Farhan semakin meradang, entah mengapa kata-kata Derra membuat hatinya semakin panas.

"Kamu saja yang  belum tahu Arsha seperti apa?" gumam Farhan keceplosan.

"Dia baik sangat baik," tukas Derra karena tak sengaja mendengar Farhan menjelekkan kekasihnya.

"Jika dia baik mengapa pergi begitu saja, meninggalkan kekasihnya bersama tamu laki-laki."

Sekarang gantian Derra yang meradang, entah mengapa dari dulu Farhan paling tahu apa yang sedang dipikirkan dan dirasakan di hatinya.

Mencoba tersenyum sambil menatap lekat laki-laki di masa lalunya. "Dia abdi negara, di mana pun dan kapan pun bisa sewaktu-waktu dipanggil karena tugas mendadak. Saya sedang belajar menerima kesibukan dia, jadi kalau nanti menikah, saya tidak akan kaget," ucap Derra sambil tersenyum kemenangan.

Farhan semakin terpojok, entah mengapa Derra yang dulu bukan yang sekarang ia temui. Jangan-jangan Arsha sudah mencuci otak Derra agar melupakan kenangan Farhan dan Derra waktu dulu.

"Awas kamu, Sha," sumpah serapah Farhan dalam hati.

"Jangan lupa besok berangkat, aku butuh kamu," tukas Farhan sambil berdiri meraih ponsel yang sudah mati karena habis baterai.

"Yang bapak butuhkan itu manager perusahan bukan saya, dikantor ada wakil manager. Dia juga bisa diandalkan menggantikan kerja saya," sindir Derra tak mau kalah.

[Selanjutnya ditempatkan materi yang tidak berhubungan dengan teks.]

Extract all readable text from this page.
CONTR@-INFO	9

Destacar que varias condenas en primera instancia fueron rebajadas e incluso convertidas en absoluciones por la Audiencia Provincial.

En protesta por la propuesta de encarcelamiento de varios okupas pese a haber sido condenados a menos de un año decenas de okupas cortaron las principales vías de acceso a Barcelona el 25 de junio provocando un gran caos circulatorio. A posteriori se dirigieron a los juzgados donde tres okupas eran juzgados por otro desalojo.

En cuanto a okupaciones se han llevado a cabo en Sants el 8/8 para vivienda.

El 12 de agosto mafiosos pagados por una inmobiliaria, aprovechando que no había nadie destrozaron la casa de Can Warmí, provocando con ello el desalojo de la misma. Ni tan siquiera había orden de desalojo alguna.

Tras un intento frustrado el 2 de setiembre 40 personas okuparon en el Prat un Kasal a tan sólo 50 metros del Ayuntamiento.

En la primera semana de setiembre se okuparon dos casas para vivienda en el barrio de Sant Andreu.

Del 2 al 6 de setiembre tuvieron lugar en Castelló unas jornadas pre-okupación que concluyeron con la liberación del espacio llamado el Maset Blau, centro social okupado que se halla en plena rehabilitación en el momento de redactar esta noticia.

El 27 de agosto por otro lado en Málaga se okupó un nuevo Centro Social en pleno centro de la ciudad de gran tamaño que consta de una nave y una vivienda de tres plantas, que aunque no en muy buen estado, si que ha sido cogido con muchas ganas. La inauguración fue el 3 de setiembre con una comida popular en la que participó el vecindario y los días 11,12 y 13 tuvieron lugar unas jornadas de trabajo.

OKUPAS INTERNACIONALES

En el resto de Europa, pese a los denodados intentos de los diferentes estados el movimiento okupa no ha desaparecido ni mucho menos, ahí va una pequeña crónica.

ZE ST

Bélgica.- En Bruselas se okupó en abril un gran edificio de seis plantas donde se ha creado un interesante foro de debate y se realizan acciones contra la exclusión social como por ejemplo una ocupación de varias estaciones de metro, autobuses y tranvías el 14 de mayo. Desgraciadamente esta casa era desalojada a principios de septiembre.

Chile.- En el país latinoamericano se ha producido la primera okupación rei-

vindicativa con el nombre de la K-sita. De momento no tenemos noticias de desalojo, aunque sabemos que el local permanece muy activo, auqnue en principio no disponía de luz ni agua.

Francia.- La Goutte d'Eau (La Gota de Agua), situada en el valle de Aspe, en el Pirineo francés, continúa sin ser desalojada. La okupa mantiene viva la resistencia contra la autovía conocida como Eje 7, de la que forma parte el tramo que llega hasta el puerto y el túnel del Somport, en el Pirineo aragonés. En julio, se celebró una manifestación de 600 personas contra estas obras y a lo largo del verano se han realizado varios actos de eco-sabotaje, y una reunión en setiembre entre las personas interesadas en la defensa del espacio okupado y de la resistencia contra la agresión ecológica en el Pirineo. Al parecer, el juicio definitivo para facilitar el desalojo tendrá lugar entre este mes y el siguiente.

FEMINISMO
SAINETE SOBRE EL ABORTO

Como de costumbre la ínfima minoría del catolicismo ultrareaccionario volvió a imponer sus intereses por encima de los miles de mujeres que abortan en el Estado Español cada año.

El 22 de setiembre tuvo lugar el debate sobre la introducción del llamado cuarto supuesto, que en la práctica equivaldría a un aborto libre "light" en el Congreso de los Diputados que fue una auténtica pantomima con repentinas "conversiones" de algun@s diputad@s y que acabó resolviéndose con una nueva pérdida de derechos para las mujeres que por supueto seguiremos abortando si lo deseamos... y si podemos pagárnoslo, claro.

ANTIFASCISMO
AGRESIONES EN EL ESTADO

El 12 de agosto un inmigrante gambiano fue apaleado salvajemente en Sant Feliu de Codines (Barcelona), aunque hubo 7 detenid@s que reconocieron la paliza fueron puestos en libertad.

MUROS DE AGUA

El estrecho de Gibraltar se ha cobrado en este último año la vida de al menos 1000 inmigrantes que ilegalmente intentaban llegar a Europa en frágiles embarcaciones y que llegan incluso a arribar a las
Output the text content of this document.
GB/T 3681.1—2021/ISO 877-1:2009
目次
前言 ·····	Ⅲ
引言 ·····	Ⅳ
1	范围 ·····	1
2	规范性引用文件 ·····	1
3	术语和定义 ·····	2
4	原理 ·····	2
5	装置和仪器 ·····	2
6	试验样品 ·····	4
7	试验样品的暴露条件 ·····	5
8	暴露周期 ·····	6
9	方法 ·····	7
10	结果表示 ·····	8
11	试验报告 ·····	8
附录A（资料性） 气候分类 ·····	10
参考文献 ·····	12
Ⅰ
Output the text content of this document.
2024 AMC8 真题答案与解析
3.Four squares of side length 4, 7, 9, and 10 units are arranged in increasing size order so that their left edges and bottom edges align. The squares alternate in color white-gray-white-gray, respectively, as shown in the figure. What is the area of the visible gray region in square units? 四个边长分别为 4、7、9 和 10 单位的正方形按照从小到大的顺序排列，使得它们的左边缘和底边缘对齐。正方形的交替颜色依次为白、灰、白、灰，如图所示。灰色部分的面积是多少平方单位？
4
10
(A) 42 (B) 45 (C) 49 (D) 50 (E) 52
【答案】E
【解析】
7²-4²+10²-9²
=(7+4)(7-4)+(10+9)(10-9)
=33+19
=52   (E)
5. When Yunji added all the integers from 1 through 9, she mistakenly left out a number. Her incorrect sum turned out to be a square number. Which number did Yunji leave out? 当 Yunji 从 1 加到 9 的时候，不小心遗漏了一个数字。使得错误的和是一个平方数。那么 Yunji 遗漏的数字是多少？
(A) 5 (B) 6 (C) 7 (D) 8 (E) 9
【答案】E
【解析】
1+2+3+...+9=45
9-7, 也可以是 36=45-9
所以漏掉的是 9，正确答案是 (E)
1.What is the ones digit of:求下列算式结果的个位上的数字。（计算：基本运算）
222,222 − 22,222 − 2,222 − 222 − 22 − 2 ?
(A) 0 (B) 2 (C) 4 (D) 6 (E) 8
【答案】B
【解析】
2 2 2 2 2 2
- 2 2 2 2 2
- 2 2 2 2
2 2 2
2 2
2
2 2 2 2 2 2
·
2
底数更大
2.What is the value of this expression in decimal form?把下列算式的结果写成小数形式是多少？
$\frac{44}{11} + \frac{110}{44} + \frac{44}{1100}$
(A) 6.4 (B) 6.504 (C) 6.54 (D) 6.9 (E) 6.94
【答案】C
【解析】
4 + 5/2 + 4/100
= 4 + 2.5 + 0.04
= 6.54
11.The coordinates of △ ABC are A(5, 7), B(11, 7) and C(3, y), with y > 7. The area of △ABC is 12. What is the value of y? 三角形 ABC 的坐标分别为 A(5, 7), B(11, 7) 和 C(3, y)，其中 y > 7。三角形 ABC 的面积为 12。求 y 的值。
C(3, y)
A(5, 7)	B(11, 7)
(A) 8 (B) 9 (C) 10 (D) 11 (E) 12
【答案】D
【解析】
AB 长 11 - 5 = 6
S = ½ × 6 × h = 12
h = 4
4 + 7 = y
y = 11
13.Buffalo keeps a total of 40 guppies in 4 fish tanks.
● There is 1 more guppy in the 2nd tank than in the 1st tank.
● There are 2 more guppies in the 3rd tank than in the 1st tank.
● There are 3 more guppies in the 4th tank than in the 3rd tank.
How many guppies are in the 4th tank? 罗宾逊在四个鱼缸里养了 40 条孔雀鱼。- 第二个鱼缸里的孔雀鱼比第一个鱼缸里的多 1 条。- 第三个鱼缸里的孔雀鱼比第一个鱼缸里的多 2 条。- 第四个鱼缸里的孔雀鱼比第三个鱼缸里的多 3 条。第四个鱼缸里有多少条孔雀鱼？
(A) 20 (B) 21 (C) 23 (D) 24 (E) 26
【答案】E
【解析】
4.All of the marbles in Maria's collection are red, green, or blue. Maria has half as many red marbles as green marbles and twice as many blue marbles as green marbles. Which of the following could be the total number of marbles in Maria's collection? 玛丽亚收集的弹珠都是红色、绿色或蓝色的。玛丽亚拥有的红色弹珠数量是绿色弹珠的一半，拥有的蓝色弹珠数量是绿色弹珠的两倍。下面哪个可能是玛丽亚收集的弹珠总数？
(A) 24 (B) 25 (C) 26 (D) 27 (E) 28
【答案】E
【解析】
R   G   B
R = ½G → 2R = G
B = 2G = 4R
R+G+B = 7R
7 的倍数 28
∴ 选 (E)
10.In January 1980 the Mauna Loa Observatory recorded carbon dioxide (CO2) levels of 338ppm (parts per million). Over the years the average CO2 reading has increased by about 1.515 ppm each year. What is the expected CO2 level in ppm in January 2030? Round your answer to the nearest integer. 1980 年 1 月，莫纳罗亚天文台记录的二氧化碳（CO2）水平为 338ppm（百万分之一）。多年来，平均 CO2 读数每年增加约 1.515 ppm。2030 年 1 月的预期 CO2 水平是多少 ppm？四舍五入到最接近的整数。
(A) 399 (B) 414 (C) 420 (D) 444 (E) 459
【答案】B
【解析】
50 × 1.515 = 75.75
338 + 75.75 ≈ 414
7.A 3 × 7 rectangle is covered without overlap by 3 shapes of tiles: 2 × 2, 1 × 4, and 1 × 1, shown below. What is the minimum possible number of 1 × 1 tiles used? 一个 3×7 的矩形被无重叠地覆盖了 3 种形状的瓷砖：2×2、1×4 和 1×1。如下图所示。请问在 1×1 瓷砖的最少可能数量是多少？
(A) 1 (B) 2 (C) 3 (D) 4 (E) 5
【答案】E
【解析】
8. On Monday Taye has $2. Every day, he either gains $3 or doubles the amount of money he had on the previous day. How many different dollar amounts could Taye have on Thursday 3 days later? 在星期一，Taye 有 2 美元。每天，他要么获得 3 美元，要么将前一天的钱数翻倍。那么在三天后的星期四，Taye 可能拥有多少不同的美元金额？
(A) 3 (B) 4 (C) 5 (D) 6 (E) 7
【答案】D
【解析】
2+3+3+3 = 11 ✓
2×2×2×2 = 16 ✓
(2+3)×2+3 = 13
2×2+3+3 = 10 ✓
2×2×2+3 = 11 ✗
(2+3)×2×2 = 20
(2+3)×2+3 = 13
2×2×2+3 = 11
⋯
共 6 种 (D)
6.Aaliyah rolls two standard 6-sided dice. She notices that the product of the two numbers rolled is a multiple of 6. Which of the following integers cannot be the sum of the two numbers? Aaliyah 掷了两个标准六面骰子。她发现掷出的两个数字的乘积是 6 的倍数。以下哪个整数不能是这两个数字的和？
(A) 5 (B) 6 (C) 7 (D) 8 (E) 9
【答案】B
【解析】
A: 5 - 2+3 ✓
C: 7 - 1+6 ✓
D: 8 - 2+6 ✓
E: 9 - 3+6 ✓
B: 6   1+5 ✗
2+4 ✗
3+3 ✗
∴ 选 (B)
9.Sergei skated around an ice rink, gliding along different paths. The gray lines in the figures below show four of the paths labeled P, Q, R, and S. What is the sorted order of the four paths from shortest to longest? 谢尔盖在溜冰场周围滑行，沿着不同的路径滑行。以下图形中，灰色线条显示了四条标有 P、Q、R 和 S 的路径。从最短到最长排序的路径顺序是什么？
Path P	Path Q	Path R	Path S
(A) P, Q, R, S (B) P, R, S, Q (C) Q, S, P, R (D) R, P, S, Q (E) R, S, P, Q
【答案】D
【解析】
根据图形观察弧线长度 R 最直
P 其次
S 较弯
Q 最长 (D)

"Aku tidak mau orang lain karena yang aku butuhkan adalah kamu. Besok aku tunggu di perusahan tidak boleh telat. Kalau perlu besok aku yang jemput agar kamu berangkat."

Derra kembali tersenyum mencibir. "Sayangnya stok cuti saya masih banyak. Kalau bapak tak percaya bisa cek di bagian HRD."

Farhan semakin terpojok, kepalan tangan semakin kencang. Ia lalu menoleh ke belakang, rasa amarah itu tiba-tiba lenyap setelah melihat wajah yang tak pernah berubah sejak dulu.

"Kenapa kamu sekarang berubah?" tanya Farhan setengah berbisik, tak sadar kedua tangan sudah berada di atas bahu Derra.

"Karena kamu sendiri yang sudah mengubahnya."

"Ada alasan tertentu yang membuat aku pergi."

"Sayangnya saya tidak mau mendengar alasan itu Bapak Farhan," tukas Derra sambil melepaskan tangan Farhan dari bahunya.

"Silakan pergi, pintu masih terbuka. Jangan sampai kekasih saya balik tetapi anda masih berada di sini," usir Derra secara halus.

Farhan mendengkus kesal, ia menatap lagi mata itu. Tanpa kata-kata lagi memilih pergi karena sudah lelah berdebat, Derra banyak berubah.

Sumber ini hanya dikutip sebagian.